The home, which she calls a blend between “a modern French Tudor and country cottage” drew overall inspiration from European architecture and is the family’s first custom build.
“I’ve remodeled, but I never designed from the ground up like with this home,” she says. “We were remodeling a house on the lot when it caught on fire, so it made the most sense to demolish and start over.”
She, her husband, and now 19-month-old daughter moved in the summer of 2019, and she began work on the upstairs bonus room in June 2020. “After having the baby, I decided to make it an all-purpose family room,” she says.
The nearly 400-square-foot attic will be able to grow with the family, which is just what she dreamed of.

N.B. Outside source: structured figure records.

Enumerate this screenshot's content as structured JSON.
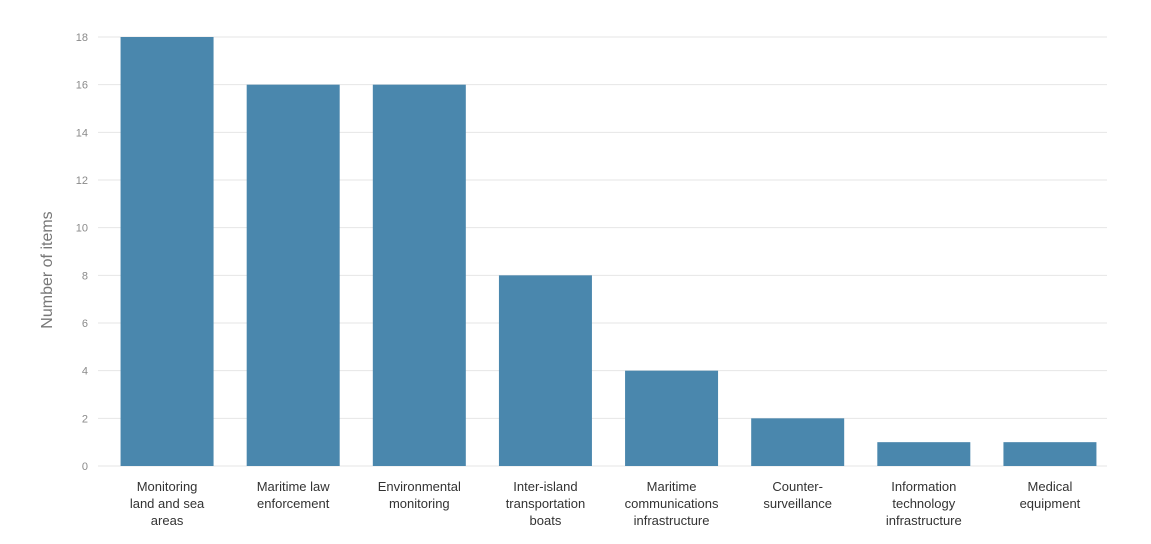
{
  "chart_data": {
    "type": "bar",
    "categories": [
      "Monitoring land and sea areas",
      "Maritime law enforcement",
      "Environmental monitoring",
      "Inter-island transportation boats",
      "Maritime communications infrastructure",
      "Counter-surveillance",
      "Information technology infrastructure",
      "Medical equipment"
    ],
    "category_lines": [
      [
        "Monitoring",
        "land and sea",
        "areas"
      ],
      [
        "Maritime law",
        "enforcement"
      ],
      [
        "Environmental",
        "monitoring"
      ],
      [
        "Inter-island",
        "transportation",
        "boats"
      ],
      [
        "Maritime",
        "communications",
        "infrastructure"
      ],
      [
        "Counter-",
        "surveillance"
      ],
      [
        "Information",
        "technology",
        "infrastructure"
      ],
      [
        "Medical",
        "equipment"
      ]
    ],
    "values": [
      18,
      16,
      16,
      8,
      4,
      2,
      1,
      1
    ],
    "title": "",
    "xlabel": "",
    "ylabel": "Number of items",
    "ylim": [
      0,
      18
    ],
    "yticks": [
      0,
      2,
      4,
      6,
      8,
      10,
      12,
      14,
      16,
      18
    ],
    "grid": true,
    "bar_color": "#4a87ad",
    "grid_color": "#e6e6e6"
  }
}
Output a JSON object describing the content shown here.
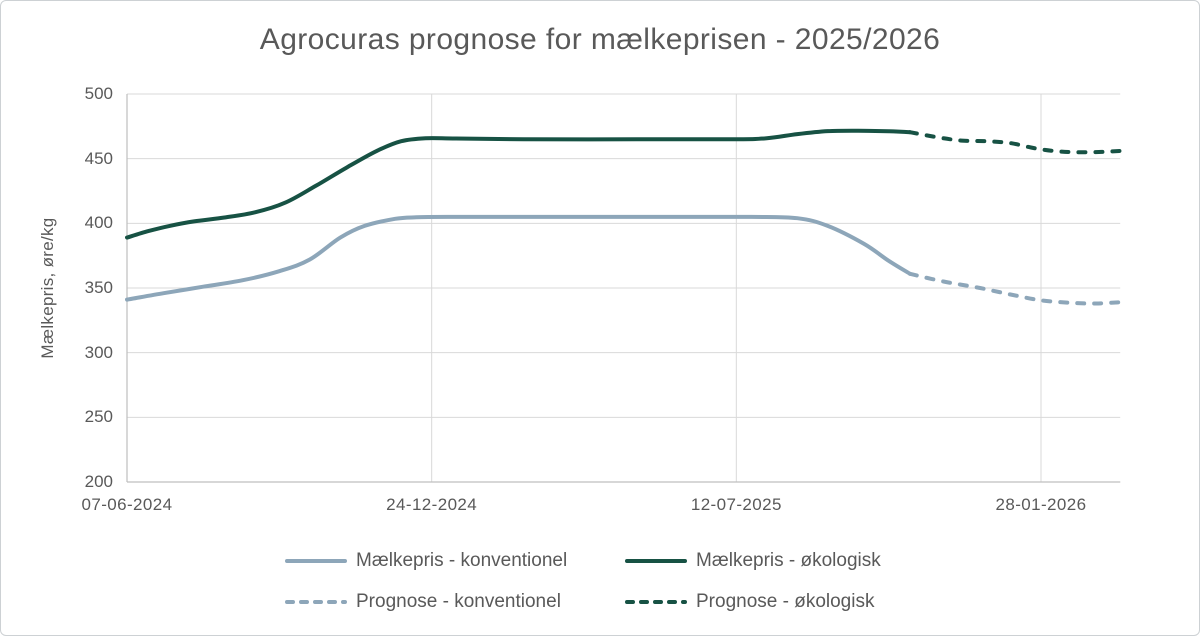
{
  "title": "Agrocuras prognose for mælkeprisen - 2025/2026",
  "colors": {
    "konventionel": "#8DA6B9",
    "oekologisk": "#175244",
    "grid": "#D9D9D9",
    "axis": "#BFBFBF",
    "text": "#595959"
  },
  "y_axis": {
    "title": "Mælkepris, øre/kg",
    "ticks": [
      500,
      450,
      400,
      350,
      300,
      250,
      200
    ]
  },
  "x_axis": {
    "tick_labels": [
      "07-06-2024",
      "24-12-2024",
      "12-07-2025",
      "28-01-2026"
    ],
    "tick_positions": [
      0,
      1,
      2,
      3
    ],
    "t_max": 3.26
  },
  "legend": {
    "rows": [
      [
        {
          "label": "Mælkepris - konventionel",
          "series": "maelkepris_konventionel"
        },
        {
          "label": "Mælkepris - økologisk",
          "series": "maelkepris_oekologisk"
        }
      ],
      [
        {
          "label": "Prognose - konventionel",
          "series": "prognose_konventionel"
        },
        {
          "label": "Prognose - økologisk",
          "series": "prognose_oekologisk"
        }
      ]
    ]
  },
  "chart_data": {
    "type": "line",
    "title": "Agrocuras prognose for mælkeprisen - 2025/2026",
    "xlabel": "",
    "ylabel": "Mælkepris, øre/kg",
    "ylim": [
      200,
      500
    ],
    "grid": "on",
    "legend_position": "bottom",
    "x_tick_labels": [
      "07-06-2024",
      "24-12-2024",
      "12-07-2025",
      "28-01-2026"
    ],
    "x_unit": "tick-index (0 = 07-06-2024, 1 = 24-12-2024, 2 = 12-07-2025, 3 = 28-01-2026)",
    "series": [
      {
        "key": "maelkepris_konventionel",
        "name": "Mælkepris - konventionel",
        "color": "konventionel",
        "dashed": false,
        "points": [
          [
            0,
            341
          ],
          [
            0.12,
            346
          ],
          [
            0.25,
            351
          ],
          [
            0.38,
            356
          ],
          [
            0.5,
            363
          ],
          [
            0.6,
            372
          ],
          [
            0.7,
            389
          ],
          [
            0.78,
            398
          ],
          [
            0.88,
            403.5
          ],
          [
            0.95,
            404.7
          ],
          [
            1.05,
            405
          ],
          [
            1.35,
            405
          ],
          [
            1.7,
            405
          ],
          [
            2.05,
            405
          ],
          [
            2.2,
            404
          ],
          [
            2.3,
            398
          ],
          [
            2.42,
            384
          ],
          [
            2.5,
            371
          ],
          [
            2.57,
            361
          ]
        ]
      },
      {
        "key": "maelkepris_oekologisk",
        "name": "Mælkepris - økologisk",
        "color": "oekologisk",
        "dashed": false,
        "points": [
          [
            0,
            389
          ],
          [
            0.07,
            394
          ],
          [
            0.14,
            398
          ],
          [
            0.22,
            401.5
          ],
          [
            0.32,
            404.5
          ],
          [
            0.42,
            408.5
          ],
          [
            0.52,
            416
          ],
          [
            0.62,
            429
          ],
          [
            0.72,
            443
          ],
          [
            0.82,
            456
          ],
          [
            0.9,
            463.5
          ],
          [
            0.98,
            465.8
          ],
          [
            1.08,
            465.6
          ],
          [
            1.3,
            465
          ],
          [
            1.7,
            465
          ],
          [
            2.0,
            465
          ],
          [
            2.1,
            465.8
          ],
          [
            2.2,
            469
          ],
          [
            2.3,
            471.3
          ],
          [
            2.4,
            471.6
          ],
          [
            2.5,
            471.2
          ],
          [
            2.57,
            470.5
          ]
        ]
      },
      {
        "key": "prognose_konventionel",
        "name": "Prognose - konventionel",
        "color": "konventionel",
        "dashed": true,
        "points": [
          [
            2.57,
            361
          ],
          [
            2.68,
            355
          ],
          [
            2.8,
            350
          ],
          [
            2.9,
            345
          ],
          [
            3.0,
            340.5
          ],
          [
            3.1,
            338.5
          ],
          [
            3.18,
            338
          ],
          [
            3.26,
            339
          ]
        ]
      },
      {
        "key": "prognose_oekologisk",
        "name": "Prognose - økologisk",
        "color": "oekologisk",
        "dashed": true,
        "points": [
          [
            2.57,
            470.5
          ],
          [
            2.66,
            466.5
          ],
          [
            2.74,
            464
          ],
          [
            2.82,
            463.5
          ],
          [
            2.9,
            462
          ],
          [
            2.98,
            458
          ],
          [
            3.05,
            455.8
          ],
          [
            3.12,
            455
          ],
          [
            3.2,
            455.2
          ],
          [
            3.26,
            456
          ]
        ]
      }
    ]
  }
}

When it came to the feel of the room, she wanted it to be equally as dynamic as its usage. “We wanted to make it more unique and playful than the rest of the house,” she details. The launching point was when she came across a stunning forest mural from Walls Republic, which adds a whimsical feel to the room and drove the overall color palette.

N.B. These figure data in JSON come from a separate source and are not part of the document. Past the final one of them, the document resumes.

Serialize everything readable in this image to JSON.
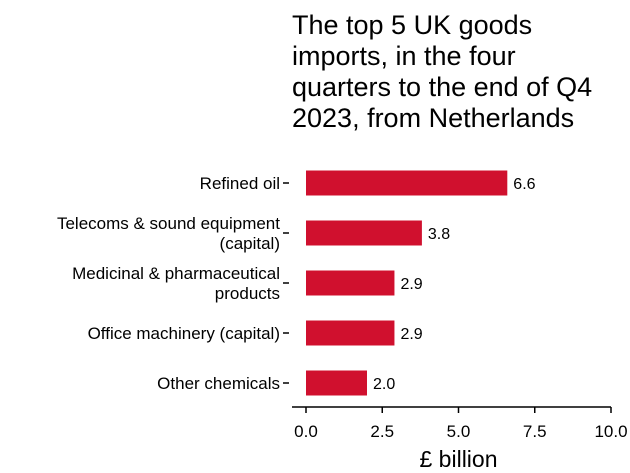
{
  "chart_data": {
    "type": "bar",
    "orientation": "horizontal",
    "title_lines": [
      "The top 5 UK goods",
      "imports, in the four",
      "quarters to the end of Q4",
      "2023, from Netherlands"
    ],
    "categories": [
      [
        "Refined oil"
      ],
      [
        "Telecoms & sound equipment",
        "(capital)"
      ],
      [
        "Medicinal & pharmaceutical",
        "products"
      ],
      [
        "Office machinery (capital)"
      ],
      [
        "Other chemicals"
      ]
    ],
    "values": [
      6.6,
      3.8,
      2.9,
      2.9,
      2.0
    ],
    "value_labels": [
      "6.6",
      "3.8",
      "2.9",
      "2.9",
      "2.0"
    ],
    "xlabel": "£ billion",
    "xlim": [
      0,
      10
    ],
    "xticks": [
      0,
      2.5,
      5,
      7.5,
      10
    ],
    "xtick_labels": [
      "0.0",
      "2.5",
      "5.0",
      "7.5",
      "10.0"
    ],
    "bar_color": "#d0102e",
    "grid": false,
    "legend": "none"
  }
}
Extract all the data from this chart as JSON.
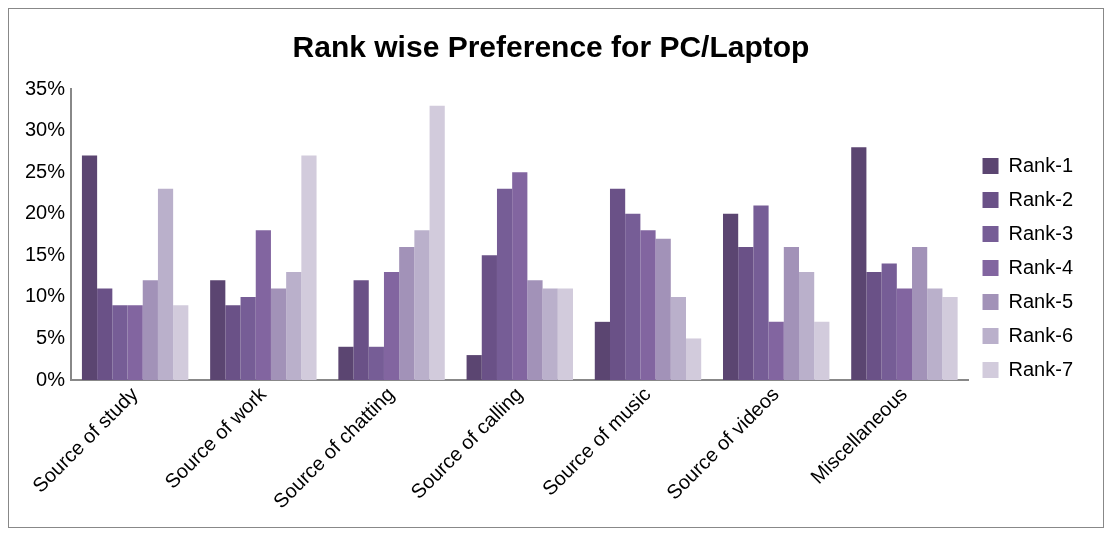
{
  "chart_data": {
    "type": "bar",
    "title": "Rank wise Preference for PC/Laptop",
    "categories": [
      "Source of study",
      "Source of work",
      "Source of chatting",
      "Source of calling",
      "Source of music",
      "Source of videos",
      "Miscellaneous"
    ],
    "series": [
      {
        "name": "Rank-1",
        "color": "#5b4571",
        "values": [
          27,
          12,
          4,
          3,
          7,
          20,
          28
        ]
      },
      {
        "name": "Rank-2",
        "color": "#6a5187",
        "values": [
          11,
          9,
          12,
          15,
          23,
          16,
          13
        ]
      },
      {
        "name": "Rank-3",
        "color": "#765d96",
        "values": [
          9,
          10,
          4,
          23,
          20,
          21,
          14
        ]
      },
      {
        "name": "Rank-4",
        "color": "#8265a0",
        "values": [
          9,
          18,
          13,
          25,
          18,
          7,
          11
        ]
      },
      {
        "name": "Rank-5",
        "color": "#a292b8",
        "values": [
          12,
          11,
          16,
          12,
          17,
          16,
          16
        ]
      },
      {
        "name": "Rank-6",
        "color": "#bab0cb",
        "values": [
          23,
          13,
          18,
          11,
          10,
          13,
          11
        ]
      },
      {
        "name": "Rank-7",
        "color": "#d2cbdc",
        "values": [
          9,
          27,
          33,
          11,
          5,
          7,
          10
        ]
      }
    ],
    "ylim": [
      0,
      35
    ],
    "yticks": [
      {
        "value": 0,
        "label": "0%"
      },
      {
        "value": 5,
        "label": "5%"
      },
      {
        "value": 10,
        "label": "10%"
      },
      {
        "value": 15,
        "label": "15%"
      },
      {
        "value": 20,
        "label": "20%"
      },
      {
        "value": 25,
        "label": "25%"
      },
      {
        "value": 30,
        "label": "30%"
      },
      {
        "value": 35,
        "label": "35%"
      }
    ],
    "grid": false,
    "legend": "right"
  }
}
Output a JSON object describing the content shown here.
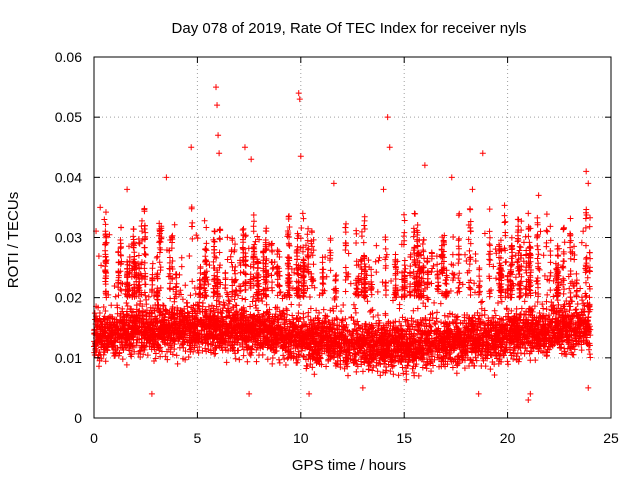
{
  "chart_data": {
    "type": "scatter",
    "title": "Day 078 of 2019, Rate Of TEC Index for receiver nyls",
    "xlabel": "GPS time / hours",
    "ylabel": "ROTI / TECUs",
    "xlim": [
      0,
      25
    ],
    "ylim": [
      0,
      0.06
    ],
    "xticks": [
      0,
      5,
      10,
      15,
      20,
      25
    ],
    "xtick_labels": [
      "0",
      "5",
      "10",
      "15",
      "20",
      "25"
    ],
    "yticks": [
      0,
      0.01,
      0.02,
      0.03,
      0.04,
      0.05,
      0.06
    ],
    "ytick_labels": [
      "0",
      "0.01",
      "0.02",
      "0.03",
      "0.04",
      "0.05",
      "0.06"
    ],
    "grid": true,
    "marker": "+",
    "color": "#ff0000",
    "series": [
      {
        "name": "ROTI",
        "x_range": [
          0,
          24
        ],
        "note": "dense cloud of ROTI samples, bulk between 0.005 and 0.025 TECU/s",
        "points": [
          [
            0.3,
            0.035
          ],
          [
            0.5,
            0.033
          ],
          [
            1.6,
            0.038
          ],
          [
            3.5,
            0.04
          ],
          [
            4.7,
            0.045
          ],
          [
            5.9,
            0.055
          ],
          [
            5.95,
            0.052
          ],
          [
            6.0,
            0.047
          ],
          [
            6.05,
            0.044
          ],
          [
            7.3,
            0.045
          ],
          [
            7.6,
            0.043
          ],
          [
            9.9,
            0.054
          ],
          [
            9.95,
            0.053
          ],
          [
            10.0,
            0.0435
          ],
          [
            11.6,
            0.039
          ],
          [
            14.2,
            0.05
          ],
          [
            14.0,
            0.038
          ],
          [
            14.3,
            0.045
          ],
          [
            16.0,
            0.042
          ],
          [
            17.3,
            0.04
          ],
          [
            18.3,
            0.038
          ],
          [
            18.8,
            0.044
          ],
          [
            21.0,
            0.034
          ],
          [
            21.5,
            0.037
          ],
          [
            23.8,
            0.041
          ],
          [
            23.9,
            0.039
          ],
          [
            2.8,
            0.004
          ],
          [
            10.4,
            0.004
          ],
          [
            18.6,
            0.004
          ],
          [
            21.0,
            0.003
          ],
          [
            21.1,
            0.004
          ],
          [
            23.9,
            0.005
          ],
          [
            13.0,
            0.005
          ],
          [
            7.5,
            0.004
          ]
        ]
      }
    ]
  }
}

Then there’s the built-in desk, window seat, Samsung TV purchased on Black Friday that she framed as a DIY for just $15, cozy Sixpenny sectional, DIY’d feather chandelier, and the piece de resistance, the IKEA Sektion cabinetry with DIY fluted fronts.

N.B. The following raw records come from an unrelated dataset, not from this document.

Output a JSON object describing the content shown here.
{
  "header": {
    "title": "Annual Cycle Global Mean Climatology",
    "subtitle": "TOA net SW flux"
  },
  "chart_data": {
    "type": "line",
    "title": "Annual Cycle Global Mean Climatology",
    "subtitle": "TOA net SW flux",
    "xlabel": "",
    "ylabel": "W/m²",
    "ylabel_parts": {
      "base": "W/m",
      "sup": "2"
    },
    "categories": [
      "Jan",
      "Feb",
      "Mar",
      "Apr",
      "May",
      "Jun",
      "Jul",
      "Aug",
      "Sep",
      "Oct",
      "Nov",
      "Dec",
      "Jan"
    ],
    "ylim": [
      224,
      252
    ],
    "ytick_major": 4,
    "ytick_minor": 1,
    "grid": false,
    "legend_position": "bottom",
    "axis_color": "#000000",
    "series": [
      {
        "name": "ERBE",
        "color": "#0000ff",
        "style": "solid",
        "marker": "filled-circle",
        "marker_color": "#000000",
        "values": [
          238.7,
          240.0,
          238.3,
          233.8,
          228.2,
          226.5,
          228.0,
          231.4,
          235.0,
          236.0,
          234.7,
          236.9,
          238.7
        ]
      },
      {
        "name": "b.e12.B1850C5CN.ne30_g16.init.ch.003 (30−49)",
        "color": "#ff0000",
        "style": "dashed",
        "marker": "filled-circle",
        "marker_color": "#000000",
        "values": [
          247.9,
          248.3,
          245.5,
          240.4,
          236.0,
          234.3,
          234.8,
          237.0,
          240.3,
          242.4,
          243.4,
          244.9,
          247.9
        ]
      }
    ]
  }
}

“This was my second time doing fluting,” she says. “I saw it pop up on Instagram and knew I had to try it.”
After adding fluting to the front of a plain IKEA dresser, she knew it would work beautifully on the Semihandmade DIY Shaker doors in the bonus room. To achieve custom built-in fluted cabinetry, she used three 80-inch-tall IKEA Sektion cabinets, two 24-inch base cabinets, and two 24-by-30 wall cabinets, plus 20 Shaker doors, 20 pieces of Ekena Millwork Fluted Panel Moulding and Gliderite Antique Brass hardware. While she’s unsure of what the project would’ve cost if she had hired a contractor, the DIY’d fluting only cost $25 per panel and was a straightforward installation.
This was definitely one of our more involved projects, but I think it’s my favorite IKEA hack yet.
“It’s not difficult, but is time-consuming, and you have to be extremely precise,” she says. “This was definitely one of our more involved projects, but I think it’s my favorite IKEA hack yet.”
The room is now the ideal space to get work done, sneak away for some quiet time, or enjoy family movie nights.